Les prestations, l’invention d’Elisabeth HOLZLE (Lisbeth El Sol) et de Pascal SANGLA (El Pascual), ont immédiatement levé le voile : ce répertoire, méconnu ou oublié, est une mine de mélodies, de poésie, de drôlerie, de folie douce. Une source d’émotions à laquelle l’envie de puiser devenait, en les voyant, une évidence.
L’interprète seul n’aurait pu se confronter à BOURVIL tant celui-ci était l’âme de chansons à l’écriture desquelles il n’avait pourtant que très peu pris part. Mais des comédiens musiciens de la trempe de ces deux là c’était autre chose.
Si je devais ne m’exprimer qu’en quelques mots je dirais ceci. Des voix faciles, justes, précises. Une mise en scène épurée. Un jeu d’acteur minimal, presque limité aux expressions des visages, aux parcours des regards, à leurs intensités. Quelques pas de danse. Une capacité inouïe d’Elisabeth HOLZLE à laisser le haut de son corps dans l’immobilité presque totale tandis que hanches et jambes, parfois en décalage avec texte et chant, paraissent se moquer d’eux. L’aisance musicienne de Pascal SANGLA jouant la comédie et chantant tout en assurant l’accompagnement au piano, nous laissant croire que l’instrument devient un simple accessoire, comme s’il n’engendrait aucune contrainte et ne résultait d’aucun apprentissage. Un prolongement de lui.
Mais ces quelques mots sont trop courts.

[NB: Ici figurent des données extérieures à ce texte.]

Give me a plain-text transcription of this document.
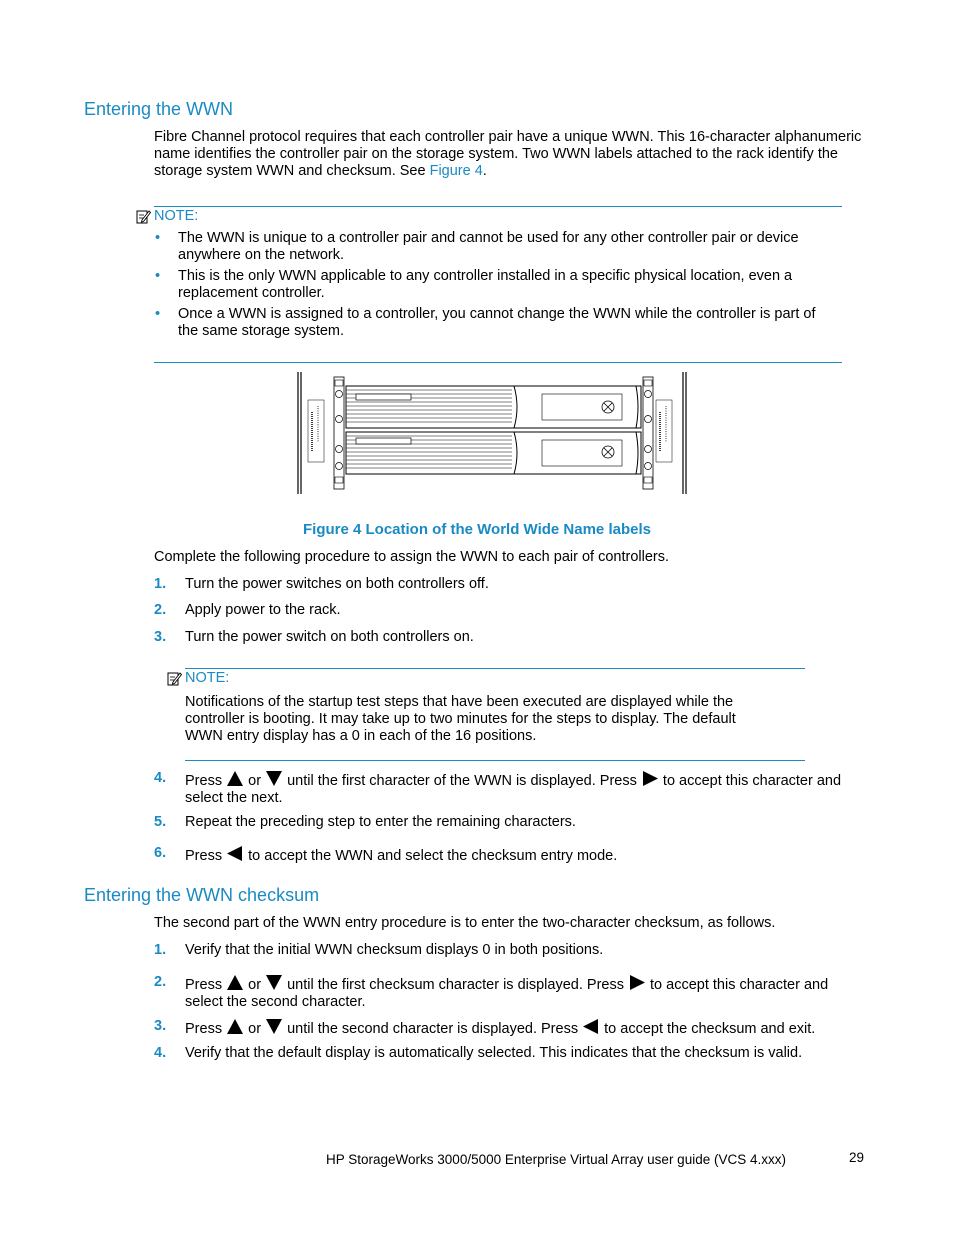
Entering the WWN
Fibre Channel protocol requires that each controller pair have a unique WWN. This 16-character alphanumeric name identifies the controller pair on the storage system. Two WWN labels attached to the rack identify the storage system WWN and checksum. See Figure 4.
NOTE:
• The WWN is unique to a controller pair and cannot be used for any other controller pair or device anywhere on the network.
• This is the only WWN applicable to any controller installed in a specific physical location, even a replacement controller.
• Once a WWN is assigned to a controller, you cannot change the WWN while the controller is part of the same storage system.
Figure 4 Location of the World Wide Name labels
Complete the following procedure to assign the WWN to each pair of controllers.
1. Turn the power switches on both controllers off.
2. Apply power to the rack.
3. Turn the power switch on both controllers on.
NOTE:
Notifications of the startup test steps that have been executed are displayed while the controller is booting. It may take up to two minutes for the steps to display. The default WWN entry display has a 0 in each of the 16 positions.
4. Press or until the first character of the WWN is displayed. Press to accept this character and select the next.
5. Repeat the preceding step to enter the remaining characters.
6. Press to accept the WWN and select the checksum entry mode.
Entering the WWN checksum
The second part of the WWN entry procedure is to enter the two-character checksum, as follows.
1. Verify that the initial WWN checksum displays 0 in both positions.
2. Press or until the first checksum character is displayed. Press to accept this character and select the second character.
3. Press or until the second character is displayed. Press to accept the checksum and exit.
4. Verify that the default display is automatically selected. This indicates that the checksum is valid.
HP StorageWorks 3000/5000 Enterprise Virtual Array user guide (VCS 4.xxx)	29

Il faudrait rajouter, en vrac peut être : la qualité et l’humour des textes écrits par l’un et l’autre pour faire le pendant aux chansons, la diction remarquable, toute particulière et propre à Elisabeth HOLZLE, la chanson en play-back, le jeu de piano en play-back, le remake cinématographique, la conversation téléphonique, la fleur de pissenlit (ou les petites étoiles de neige)…
Il faudrait aussi rajouter les découvertes auxquelles ces deux artistes nous ont conviés.
Il était en effet à prévoir que quelques uns, dans le public massé des mécènes (ou des mécènes amassés), auraient déjà fredonné, ou entendu, un ou deux titres de BOURVIL, mais lesquels ? Allez, citons en quelques uns que les initiés pouvaient connaître : Salade de fruit, La tactique du gendarme, à Joinville-le-Pont ou encore Un Clair de lune à Maubeuge.
Je pensais maîtriser le sujet.
Hey Be nous a fait un sacré pied de nez ! Pas l’ombre de ces succès dans le choix de nos artistes mais des merveilles, des pépites d’or parmi lesquelles celles-ci que je ne connaissais pas toutes : « les haricots », « les crayons », « la ballade irlandaise », « c’était bien », « ma petite chanson », « la ronde du temps », « berceuse à Frédéric » et celle que je qualifierai de monument (de dinguerie) : « le jour J ».
Je ne veux pas omettre d’évoquer « La Tendresse ». Elisabeth HOLZLE nous en a délivré une interprétation qui m’a coupé le souffle. Sans texte. Simplement intense.
Elisabeth HOLZLE et Pascal SANGLA avaient besoin de Tous Mécènes, c’est-à-dire d’un public. Ils étaient là aussi pour mettre leur spectacle à l’épreuve puisqu’ils ne l’avaient encore jamais donné. Tous, ou presque, étaient au rendez-vous. Quel rendez-vous !
Je ne crois pas que l’on puisse dire qu’ils ont revisité le répertoire de BOURVIL tant il en ont conservé la fraîcheur, la sensibilité, la naïveté. Ils l’ont réinvité pour nous rappeler que la poésie et la magie ne prennent pas d’âge, que c’est leur faire honneur que de les évoquer et qu’il est des chansons qui sont inaltérables.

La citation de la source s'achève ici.